Local art to 24 Sussex Drive? 

Donation to PM’s, governor general’s homes, includes Overlord Mountain print

Estate of West Coast artist Toni Onley has donated 20 paintings and prints, including this one of Overlord Mountain, for display in Canada's official residences. Photo submitted
  • Estate of West Coast artist Toni Onley has donated 20 paintings and prints,
    including this one of Overlord Mountain, for display in Canada's official
    residences.
    Photo submitted

By Vivian Moreau

Whistler and Ottawa are far apart but they will be a little bit closer after a collection of 20 paintings and prints by West Coast artist Toni Onley arrives in the capital city next month.

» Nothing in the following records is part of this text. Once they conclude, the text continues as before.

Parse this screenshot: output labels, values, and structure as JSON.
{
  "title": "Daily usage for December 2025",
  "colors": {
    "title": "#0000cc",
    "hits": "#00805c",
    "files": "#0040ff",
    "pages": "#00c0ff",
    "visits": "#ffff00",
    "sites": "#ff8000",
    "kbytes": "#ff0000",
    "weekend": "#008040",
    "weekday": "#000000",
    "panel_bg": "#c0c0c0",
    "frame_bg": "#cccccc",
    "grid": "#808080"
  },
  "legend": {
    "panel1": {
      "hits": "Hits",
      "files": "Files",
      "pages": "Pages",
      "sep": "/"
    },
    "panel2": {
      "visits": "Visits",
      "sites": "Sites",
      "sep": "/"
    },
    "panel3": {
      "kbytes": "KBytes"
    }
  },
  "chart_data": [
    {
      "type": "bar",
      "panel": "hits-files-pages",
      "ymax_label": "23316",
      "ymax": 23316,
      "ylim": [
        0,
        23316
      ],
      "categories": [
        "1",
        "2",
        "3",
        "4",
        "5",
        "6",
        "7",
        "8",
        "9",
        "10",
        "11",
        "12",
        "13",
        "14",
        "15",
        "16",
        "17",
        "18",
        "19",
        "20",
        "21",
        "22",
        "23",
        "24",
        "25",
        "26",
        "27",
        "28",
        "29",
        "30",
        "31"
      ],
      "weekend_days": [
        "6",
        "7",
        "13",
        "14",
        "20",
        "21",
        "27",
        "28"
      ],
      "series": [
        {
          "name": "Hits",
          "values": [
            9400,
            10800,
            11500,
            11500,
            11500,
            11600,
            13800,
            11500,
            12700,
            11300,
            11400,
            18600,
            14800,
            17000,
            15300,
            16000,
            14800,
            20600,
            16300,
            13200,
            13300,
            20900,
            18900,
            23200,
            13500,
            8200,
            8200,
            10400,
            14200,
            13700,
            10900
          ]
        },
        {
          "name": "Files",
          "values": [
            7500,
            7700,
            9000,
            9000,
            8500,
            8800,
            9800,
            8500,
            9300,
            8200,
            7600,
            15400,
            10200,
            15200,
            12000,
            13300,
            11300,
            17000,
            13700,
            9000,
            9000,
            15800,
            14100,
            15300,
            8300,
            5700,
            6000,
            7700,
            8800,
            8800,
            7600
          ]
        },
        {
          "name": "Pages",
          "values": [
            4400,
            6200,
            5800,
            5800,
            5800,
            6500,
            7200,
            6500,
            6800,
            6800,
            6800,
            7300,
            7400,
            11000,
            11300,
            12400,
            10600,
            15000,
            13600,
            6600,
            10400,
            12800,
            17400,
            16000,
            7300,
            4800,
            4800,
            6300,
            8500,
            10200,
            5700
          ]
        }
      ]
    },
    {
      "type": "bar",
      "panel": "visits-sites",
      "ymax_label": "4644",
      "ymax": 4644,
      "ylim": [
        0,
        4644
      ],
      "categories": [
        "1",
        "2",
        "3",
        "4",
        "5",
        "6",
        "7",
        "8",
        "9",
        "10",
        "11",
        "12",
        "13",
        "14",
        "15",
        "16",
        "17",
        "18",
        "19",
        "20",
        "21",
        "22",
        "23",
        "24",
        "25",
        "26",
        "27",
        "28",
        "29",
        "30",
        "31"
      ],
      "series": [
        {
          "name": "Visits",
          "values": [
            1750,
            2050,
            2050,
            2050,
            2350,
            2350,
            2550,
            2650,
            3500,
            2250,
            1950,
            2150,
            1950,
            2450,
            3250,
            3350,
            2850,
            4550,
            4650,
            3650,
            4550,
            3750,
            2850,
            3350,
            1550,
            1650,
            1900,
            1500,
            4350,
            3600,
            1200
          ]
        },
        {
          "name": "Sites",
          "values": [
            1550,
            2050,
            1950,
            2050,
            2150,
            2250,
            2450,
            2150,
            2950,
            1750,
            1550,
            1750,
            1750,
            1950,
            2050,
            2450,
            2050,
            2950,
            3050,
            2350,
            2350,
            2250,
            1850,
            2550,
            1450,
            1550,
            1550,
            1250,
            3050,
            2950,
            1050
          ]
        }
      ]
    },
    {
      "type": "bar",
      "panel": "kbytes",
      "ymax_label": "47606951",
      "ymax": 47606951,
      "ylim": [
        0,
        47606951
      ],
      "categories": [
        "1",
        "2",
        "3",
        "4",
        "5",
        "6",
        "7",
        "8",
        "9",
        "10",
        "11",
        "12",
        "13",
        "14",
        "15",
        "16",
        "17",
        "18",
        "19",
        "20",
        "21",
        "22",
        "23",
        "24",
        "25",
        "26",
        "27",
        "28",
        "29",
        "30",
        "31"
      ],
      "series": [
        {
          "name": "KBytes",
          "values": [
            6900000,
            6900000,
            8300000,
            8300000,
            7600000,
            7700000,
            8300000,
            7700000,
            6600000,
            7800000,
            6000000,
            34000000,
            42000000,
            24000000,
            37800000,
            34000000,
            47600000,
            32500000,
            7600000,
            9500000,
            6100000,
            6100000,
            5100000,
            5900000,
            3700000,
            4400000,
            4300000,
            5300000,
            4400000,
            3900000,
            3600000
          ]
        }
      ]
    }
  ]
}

The shipment, which includes a 1982 silkscreen print of Overlord Mountain in Garibaldi Park, has been donated by the executor of the artist’s estate to the Canadiana Fund, a federal government body that places art in seven official residences of the prime minister, governor general and opposition leader.

Onley died two years when his single engine plane plunged into the Fraser River. The well-respected artist was known for his watercolour renditions of B.C.’s rugged coast scenes that he captured by painting on site at remote ice fields, inlets, and harbours.

The 20 paintings, valued from $3,000 to $85,000 are the largest donation of B.C. works to be received by the fund. National Capital Commission staff will examine the works — including a 1.5X1.3 metre oil of Kennedy Lake near Tofino and a 1.8X2.4 metre Arctic scene — before deciding in which residences to place the paintings. Spokesperson Katherine Keyes says staff will take into consideration the size and décor of potential rooms, as well as the wishes of the occupants. “We do rotate the art work so it’s very likely that one will end up in 24 Sussex Drive given just the sheer number of them,” Keyes said.

Last summer the Art Gallery of Greater Victoria held a retrospective of Onley’s work. Curator Lisa Baldissera says Onley’s gift was a confluence of his early training in 19 th -century British watercolours with abstract and expressionism. She also compares Onley’s eye for landscape to Emily Carr’s.

“It’s important that someone who knows it well (the land) paints it and you can see the difference in Emily Carr and in Toni Onley because they’ve lived in this space and that knowledge of the landscape I think comes through very clearly in both their works,” Baldissera said.

Dennis Robinson is the executor for Onley’s estate. He says Onley would be “tickled pink” to find his work in Rideau Hall where he received the Order of Canada in 1998.

“Toni’s not just a western painter — he’s known as a Canadian painter really, but obviously his forte was British Columbia and it is still quite a coup to have what is considered to be Western Canadian art hanging in the official residences,” Robinson said.